To find the molarity of a dibasic acid given its pH, we can follow these steps: ### Step 1: Understand the relationship between pH and [H⁺] The pH of a solution is defined as: \[ \text{pH} = -\log[H^+] \] Where \([H^+]\) is the concentration of hydrogen ions in moles per liter (M). ### Step 2: Calculate [H⁺] from pH Given that the pH of the dibasic acid is 3.699, we can calculate the concentration of hydrogen ions: \[ [H^+] = 10^{-\text{pH}} \] Substituting the given pH value: \[ [H^+] = 10^{-3.699} \] ### Step 3: Calculate the numerical value of [H⁺] Using a calculator: \[ [H^+] \approx 2.00 \times 10^{-4} \, \text{M} \] ### Step 4: Relate [H⁺] to the molarity of the dibasic acid Since the acid is dibasic, it can donate two protons (H⁺) for every molecule of acid.

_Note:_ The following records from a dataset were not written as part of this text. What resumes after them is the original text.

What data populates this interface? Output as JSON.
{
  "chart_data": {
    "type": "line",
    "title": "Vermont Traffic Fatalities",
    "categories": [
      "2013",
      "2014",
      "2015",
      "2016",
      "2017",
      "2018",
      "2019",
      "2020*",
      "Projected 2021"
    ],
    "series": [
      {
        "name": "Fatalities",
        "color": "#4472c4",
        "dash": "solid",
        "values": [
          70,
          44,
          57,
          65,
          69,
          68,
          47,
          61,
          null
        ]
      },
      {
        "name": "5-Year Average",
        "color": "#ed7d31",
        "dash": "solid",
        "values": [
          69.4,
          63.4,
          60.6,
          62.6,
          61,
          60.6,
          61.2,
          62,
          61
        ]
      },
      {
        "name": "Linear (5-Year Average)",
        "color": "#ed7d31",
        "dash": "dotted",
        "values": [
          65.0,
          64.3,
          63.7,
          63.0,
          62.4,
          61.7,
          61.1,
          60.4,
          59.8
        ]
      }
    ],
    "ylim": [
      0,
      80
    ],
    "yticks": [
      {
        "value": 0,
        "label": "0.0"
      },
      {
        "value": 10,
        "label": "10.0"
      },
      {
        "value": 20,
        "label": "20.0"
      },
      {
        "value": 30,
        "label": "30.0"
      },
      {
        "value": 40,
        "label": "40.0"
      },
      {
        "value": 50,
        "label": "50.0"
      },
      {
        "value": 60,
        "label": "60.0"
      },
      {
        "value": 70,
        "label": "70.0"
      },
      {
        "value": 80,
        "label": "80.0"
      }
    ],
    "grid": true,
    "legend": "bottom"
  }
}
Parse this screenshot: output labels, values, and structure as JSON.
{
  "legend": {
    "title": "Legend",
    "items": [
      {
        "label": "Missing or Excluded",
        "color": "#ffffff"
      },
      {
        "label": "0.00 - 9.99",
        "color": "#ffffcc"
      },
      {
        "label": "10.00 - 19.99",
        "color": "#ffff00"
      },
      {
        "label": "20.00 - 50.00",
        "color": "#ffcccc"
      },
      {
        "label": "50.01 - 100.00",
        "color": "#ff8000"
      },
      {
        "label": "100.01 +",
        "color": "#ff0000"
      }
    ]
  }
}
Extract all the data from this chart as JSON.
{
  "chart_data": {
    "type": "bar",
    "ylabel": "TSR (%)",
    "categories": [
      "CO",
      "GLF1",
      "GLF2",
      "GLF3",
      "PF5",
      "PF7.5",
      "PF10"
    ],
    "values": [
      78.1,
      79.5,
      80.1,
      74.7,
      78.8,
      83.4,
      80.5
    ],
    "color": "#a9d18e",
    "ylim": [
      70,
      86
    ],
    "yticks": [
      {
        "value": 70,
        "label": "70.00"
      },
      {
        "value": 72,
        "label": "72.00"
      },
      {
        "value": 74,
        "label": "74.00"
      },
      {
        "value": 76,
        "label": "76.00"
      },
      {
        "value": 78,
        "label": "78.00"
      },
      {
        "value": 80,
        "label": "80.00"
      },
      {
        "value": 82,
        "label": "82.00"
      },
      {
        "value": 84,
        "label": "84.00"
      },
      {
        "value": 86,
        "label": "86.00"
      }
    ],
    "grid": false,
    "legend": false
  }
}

Therefore, the concentration of the acid \([HA]\) is half the concentration of hydrogen ions: \[ [HA] = \frac{[H^+]}{2} \] ### Step 5: Calculate the molarity of the dibasic acid Substituting the value of \([H^+]\): \[ [HA] = \frac{2.00 \times 10^{-4}}{2} = 1.00 \times 10^{-4} \, \text{M} \] ### Final Answer The molarity of the dibasic acid is: \[ \text{Molarity} = 1.00 \times 10^{-4} \, \text{M} \] ---